In an email, Ms. Higgins said that she, too, opposed abortion, in that she believed that “babies are fully human from conception” and that “it would be good to see adoptions increase and abortions decrease.” But she is “against the ‘pro-life’ demands that abortion should be fully banned and carry criminal charges.”

Even had Ms. Higgins never ventured into the dangerous terrain of abortion politics, her speech probably would not have pleased many evangelicals, who consider Black Lives Matter to be a liberal movement.

The historian D.G. Hart, who teaches at Hillsdale College in Michigan, noted in a blog post that the website BlackLivesMatter.com, a prominent one within the movement, expresses support for transgender and gay rights, issues that are problematic for conservative Christians.

“Some who support justice for African-Americans and oppose police brutality may wonder legitimately what Caitlyn Jenner or Dan Savage have to do with Freddie Gray or Tamir Rice,” Dr. Hart wrote on the website Patheos, contrasting icons of the transgender and gay rights movements, with black men whose deaths have galvanized Black Lives Matter.

The discomfort of evangelicals about Black Lives Matter goes beyond specific policies. Many believe that the church should not be intimately involved with politics.

In an interview, Dr. Hart, a member of the conservative Orthodox Presbyterian Church, said that he took police brutality and racism seriously, and that those concerns might affect his voting in local or statewide elections. But in general, he thinks the church should not be a political actor.

“I tend to be a Machen guy,” Dr. Hart said, referring to J. Gresham Machen, the Presbyterian theologian who died in 1937 and was known for his belief that political participation could sully the church. “He believed that the church doesn’t do politics, though individual Christians may.”

Mimi Haddad, an evangelical, leads Christians for Biblical Equality, which works for the equality of women, including those in the church. She signed an open letter, printed in the liberal evangelical magazine Sojourners, congratulating InterVarsity for showcasing Black Lives Matter.

In an interview, she said that the evangelical suspicion of social issues like race goes back to the early 20th century, when politically engaged modernists in the church also took a more liberal view of scriptural accuracy.

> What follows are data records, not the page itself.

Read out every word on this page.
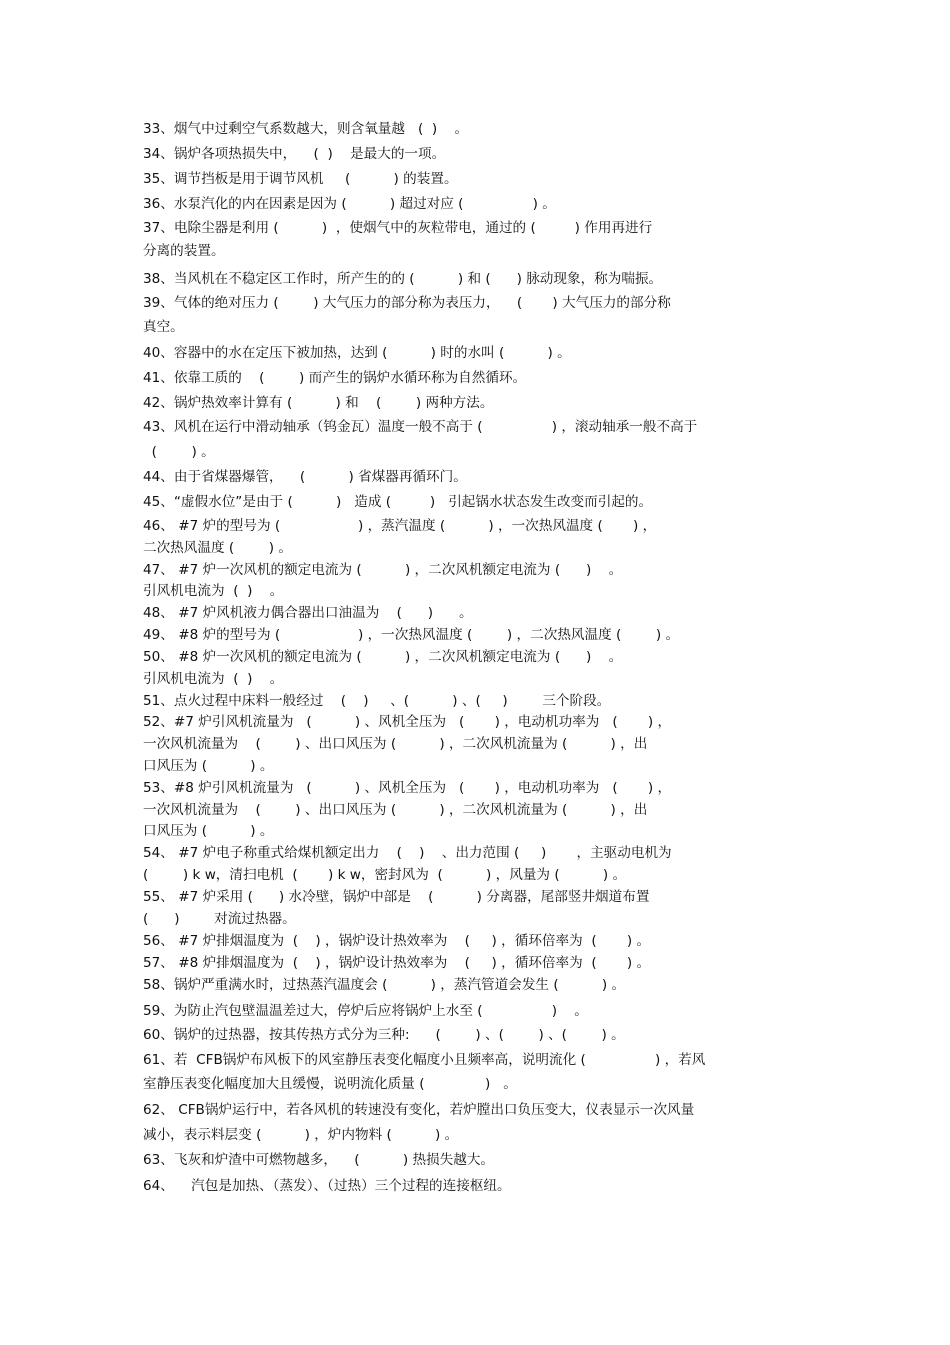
33、烟气中过剩空气系数越大，则含氧量越   (  )    。
34、锅炉各项热损失中，    (  )    是最大的一项。
35、调节挡板是用于调节风机     (          ) 的装置。
36、水泵汽化的内在因素是因为 (          ) 超过对应 (                ) 。
37、电除尘器是利用 (          )  ，使烟气中的灰粒带电，通过的 (         ) 作用再进行
分离的装置。
38、当风机在不稳定区工作时，所产生的的 (          ) 和 (      ) 脉动现象，称为喘振。
39、气体的绝对压力 (        ) 大气压力的部分称为表压力，    (       ) 大气压力的部分称
真空。
40、容器中的水在定压下被加热，达到 (          ) 时的水叫 (          ) 。
41、依靠工质的    (        ) 而产生的锅炉水循环称为自然循环。
42、锅炉热效率计算有 (          ) 和    (        ) 两种方法。
43、风机在运行中滑动轴承（钨金瓦）温度一般不高于 (                ) ，滚动轴承一般不高于
(        ) 。
44、由于省煤器爆管，    (          ) 省煤器再循环门。
45、“虚假水位”是由于 (          )   造成 (         )   引起锅水状态发生改变而引起的。
46、 #7 炉的型号为 (                  ) ，蒸汽温度 (          ) ，一次热风温度 (       ) ，
二次热风温度 (        ) 。
47、 #7 炉一次风机的额定电流为 (          ) ，二次风机额定电流为 (      )    。
引风机电流为  (  )    。
48、 #7 炉风机液力偶合器出口油温为    (      )      。
49、 #8 炉的型号为 (                  ) ，一次热风温度 (        ) ，二次热风温度 (        ) 。
50、 #8 炉一次风机的额定电流为 (          ) ，二次风机额定电流为 (      )    。
引风机电流为  (  )    。
51、点火过程中床料一般经过    (    )     、(          ) 、(     )        三个阶段。
52、#7 炉引风机流量为   (          ) 、风机全压为   (       ) ，电动机功率为   (       ) ，
一次风机流量为    (        ) 、出口风压为 (          ) ，二次风机流量为 (          ) ，出
口风压为 (          ) 。
53、#8 炉引风机流量为   (          ) 、风机全压为   (       ) ，电动机功率为   (       ) ，
一次风机流量为    (        ) 、出口风压为 (          ) ，二次风机流量为 (          ) ，出
口风压为 (          ) 。
54、 #7 炉电子称重式给煤机额定出力    (    )    、出力范围 (     )       ，主驱动电机为
(        ) k w，清扫电机  (       ) k w，密封风为  (          ) ，风量为 (          ) 。
55、 #7 炉采用 (      ) 水冷壁，锅炉中部是    (          ) 分离器，尾部竖井烟道布置
(      )        对流过热器。
56、 #7 炉排烟温度为  (    ) ，锅炉设计热效率为    (     ) ，循环倍率为  (       ) 。
57、 #8 炉排烟温度为  (    ) ，锅炉设计热效率为    (     ) ，循环倍率为  (       ) 。
58、锅炉严重满水时，过热蒸汽温度会 (          ) ，蒸汽管道会发生 (          ) 。
59、为防止汽包壁温温差过大，停炉后应将锅炉上水至 (                )    。
60、锅炉的过热器，按其传热方式分为三种:      (        ) 、(        ) 、(        ) 。
61、若  CFB锅炉布风板下的风室静压表变化幅度小且频率高，说明流化 (                ) ，若风
室静压表变化幅度加大且缓慢，说明流化质量 (              )   。
62、 CFB锅炉运行中，若各风机的转速没有变化，若炉膛出口负压变大，仪表显示一次风量
减小，表示料层变 (          ) ，炉内物料 (          ) 。
63、飞灰和炉渣中可燃物越多，    (          ) 热损失越大。
64、    汽包是加热、（蒸发）、（过热）三个过程的连接枢纽。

“The concern is if you start to smell like someone invested in social justice, you really don’t believe in the major tenets of Christianity,” Ms. Haddad said. “ ‘If you are active in racial reconciliation, how can you believe in the Gospel?’ And we are saying that has always been integral to the Gospel.”

Ms. Higgins, who gave the speech that got so much attention, is a black woman in a mostly white, evangelical denomination, the Presbyterian Church in America. She said her co-religionists did believe that black lives matter. “Most evangelicals are going to say, ‘That phrase is true,’ ” Ms. Higgins said. However, she said, evangelicals are uncomfortable with language critical of police, or supportive of transgender and gay rights.

“There it gets fuzzy for conservatives,” Ms. Higgins said. She imagined their thinking, “If I have to say black trans lives matter, I believe I am affirming something my religion calls me to denounce.”